What I am going to complain about is, predictably, the Mail's staggering hypocrisy in its coverage of the case. The paper describes Woolas's campaign materials thus:
Evil leaflets that set out to stir up racial tensionRebecca Camber examines how Mr Woolas embarked on a toxic campaign of lies, smears and dirty tricks to ‘make the white folk angry’ enough to vote for him.
Labour’s ... newspaper-style mailshots ... contained inflammatory headlines such as ‘Lib Dem pact with the Devil’. Other so-called ‘stories’ included ‘Lib Dems in mosque planning permission stitch-up’ and ‘Straight talking Woolas too fair for militant Muslims’.

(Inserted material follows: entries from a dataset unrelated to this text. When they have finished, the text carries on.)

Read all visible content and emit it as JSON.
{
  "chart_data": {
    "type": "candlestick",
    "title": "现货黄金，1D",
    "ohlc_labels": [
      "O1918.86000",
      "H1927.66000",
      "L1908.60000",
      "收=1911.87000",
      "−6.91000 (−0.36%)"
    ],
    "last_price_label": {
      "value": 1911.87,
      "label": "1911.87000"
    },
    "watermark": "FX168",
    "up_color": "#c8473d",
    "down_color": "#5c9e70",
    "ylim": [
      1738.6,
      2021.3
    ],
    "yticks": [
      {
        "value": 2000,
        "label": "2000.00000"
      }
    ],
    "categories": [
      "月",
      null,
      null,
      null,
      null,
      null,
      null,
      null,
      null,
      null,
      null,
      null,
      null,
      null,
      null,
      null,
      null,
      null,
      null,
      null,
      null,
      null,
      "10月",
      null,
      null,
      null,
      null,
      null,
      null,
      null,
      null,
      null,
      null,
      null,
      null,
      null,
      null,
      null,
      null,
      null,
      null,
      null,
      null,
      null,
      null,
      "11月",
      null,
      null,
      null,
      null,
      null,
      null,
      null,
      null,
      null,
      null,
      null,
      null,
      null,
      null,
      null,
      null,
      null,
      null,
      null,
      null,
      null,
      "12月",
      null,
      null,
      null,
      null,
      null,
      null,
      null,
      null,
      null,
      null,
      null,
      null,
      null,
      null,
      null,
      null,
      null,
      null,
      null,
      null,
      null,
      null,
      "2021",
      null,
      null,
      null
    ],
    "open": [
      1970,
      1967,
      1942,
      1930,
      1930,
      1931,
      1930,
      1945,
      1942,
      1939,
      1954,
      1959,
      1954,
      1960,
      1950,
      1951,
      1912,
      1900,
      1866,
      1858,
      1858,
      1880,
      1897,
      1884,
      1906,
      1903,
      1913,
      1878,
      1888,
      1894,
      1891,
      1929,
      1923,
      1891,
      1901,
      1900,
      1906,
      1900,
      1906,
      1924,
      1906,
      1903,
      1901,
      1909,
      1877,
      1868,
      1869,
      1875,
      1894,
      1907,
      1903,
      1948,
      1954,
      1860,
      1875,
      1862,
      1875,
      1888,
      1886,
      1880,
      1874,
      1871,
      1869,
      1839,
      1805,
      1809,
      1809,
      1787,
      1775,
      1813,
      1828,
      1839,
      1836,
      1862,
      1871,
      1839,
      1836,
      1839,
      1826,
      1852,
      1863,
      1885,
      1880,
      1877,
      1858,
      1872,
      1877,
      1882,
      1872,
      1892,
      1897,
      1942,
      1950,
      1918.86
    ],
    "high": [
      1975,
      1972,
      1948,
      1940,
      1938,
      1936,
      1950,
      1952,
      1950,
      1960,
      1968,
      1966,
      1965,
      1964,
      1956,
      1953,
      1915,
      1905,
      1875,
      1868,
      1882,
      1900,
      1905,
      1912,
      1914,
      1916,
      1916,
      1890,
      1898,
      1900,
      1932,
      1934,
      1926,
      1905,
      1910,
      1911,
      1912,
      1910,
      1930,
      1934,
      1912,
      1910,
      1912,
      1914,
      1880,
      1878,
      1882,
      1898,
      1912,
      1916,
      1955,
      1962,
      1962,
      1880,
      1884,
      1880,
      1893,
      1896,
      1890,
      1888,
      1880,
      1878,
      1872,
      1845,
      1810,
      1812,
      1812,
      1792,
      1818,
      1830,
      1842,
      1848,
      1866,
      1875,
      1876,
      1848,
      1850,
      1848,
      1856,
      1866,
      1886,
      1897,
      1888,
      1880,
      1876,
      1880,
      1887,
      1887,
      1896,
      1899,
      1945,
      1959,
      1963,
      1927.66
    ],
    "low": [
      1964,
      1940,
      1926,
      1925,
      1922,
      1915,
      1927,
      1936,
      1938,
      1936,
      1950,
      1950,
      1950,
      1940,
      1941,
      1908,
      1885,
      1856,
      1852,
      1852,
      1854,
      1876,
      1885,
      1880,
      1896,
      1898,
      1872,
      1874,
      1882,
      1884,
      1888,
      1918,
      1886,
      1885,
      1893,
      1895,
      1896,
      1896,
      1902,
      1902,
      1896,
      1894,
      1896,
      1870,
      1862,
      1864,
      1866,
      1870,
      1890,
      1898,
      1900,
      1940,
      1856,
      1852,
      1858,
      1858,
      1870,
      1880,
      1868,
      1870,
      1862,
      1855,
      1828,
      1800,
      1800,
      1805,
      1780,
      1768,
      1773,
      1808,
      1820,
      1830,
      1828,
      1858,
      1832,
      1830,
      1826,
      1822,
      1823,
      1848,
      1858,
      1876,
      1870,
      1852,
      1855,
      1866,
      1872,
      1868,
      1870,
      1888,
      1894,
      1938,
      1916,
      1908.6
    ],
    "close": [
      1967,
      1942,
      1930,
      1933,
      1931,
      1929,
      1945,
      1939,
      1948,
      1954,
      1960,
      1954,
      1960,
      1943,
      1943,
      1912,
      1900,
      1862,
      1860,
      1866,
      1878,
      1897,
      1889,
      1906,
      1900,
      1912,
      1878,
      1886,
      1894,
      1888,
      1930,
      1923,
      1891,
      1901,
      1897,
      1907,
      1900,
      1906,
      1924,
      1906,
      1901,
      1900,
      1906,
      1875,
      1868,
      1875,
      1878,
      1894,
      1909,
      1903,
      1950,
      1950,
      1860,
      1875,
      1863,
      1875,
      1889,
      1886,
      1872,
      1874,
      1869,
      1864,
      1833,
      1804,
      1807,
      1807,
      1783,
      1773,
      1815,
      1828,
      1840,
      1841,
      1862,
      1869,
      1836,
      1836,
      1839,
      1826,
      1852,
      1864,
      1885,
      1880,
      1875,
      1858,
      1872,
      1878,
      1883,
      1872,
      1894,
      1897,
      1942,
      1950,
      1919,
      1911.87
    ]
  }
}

A picture of extremists holding a sign saying ‘behead those who insult Islam’, taken in London four years earlier, was also used, even though it had nothing to do with the supposed Muslim threat in Oldham.
There was no evidence of a Muslim extremist threat in Oldham or any death threats to Mr Woolas.
So the highlights of the Mail's charge sheet against Woolas (which earns the overall package the headline "Can our MPs sink any lower?") are:
- That he published "so-called stories" suggesting Muslims had been involved in a planning permission scam
- That he illustrated a story with a picture that had nothing to do with the story itself.
- That he lied about the threat Muslims posed to the area.
I'm sure you can see where I'm going with this by now, so let's cut straight to the chase. Other examples of so-called newspapers publishing so-called stories along these lines include:
- The Daily Mail falsely claiming that Muslims had stopped a cafe owner receiving planning permission for an extractor fan
- The Daily Mail illustrating a story with a picture that had nothing to do with the story itself.
- The Daily Mail lying about the threat Muslims pose to the country.
So the question the Mail's editor has to ask himself is, can you possibly sink any lower? Any lower, that is, than the new low you apparently sank to last year.
Also winning a special prize for hypocrisy today is Simon Hughes, deputy leader of the Liberal Democrats. After the Woolas verdict he proudly told the media:
"Mr Woolas has come severely unstuck and I am very pleased for politics and the rule of law that the judges have said so clearly that this was unacceptable."
I'm very interested in what Simon Hughes thinks is unacceptable in an election campaign. He first entered Parliament in a 1983 by-election, where his Labour opponent in the Bermondsey constituency was Peter Tatchell, who is today better known as a human rights campaigner with particular focus on gay rights issues.
Bermondsey was a traditionally safe Labour seat, but at at time when there were no out gay MPs and homosexuality was nowhere near as acceptable as it is today, Hughes was elected after running a viciously homophobic campaign based almost entirely on the fact that the Labour candidate was gay. Hughes infamously produced leaflets calling himself "the straight choice" for Bermondsey, while male Lib-Dem canvassers went do-to-door with lipstick smears on their faces and stickers saying "I've been kissed by Peter Tatchell".
Hughes, who himself came out as bisexual in 2006, has since apologised and Tatchell has siad he doesn't bear a grudge. But to see Hughes of all people trying to take the moral high ground over dirty tricks in an election campaign is absolutely shocking.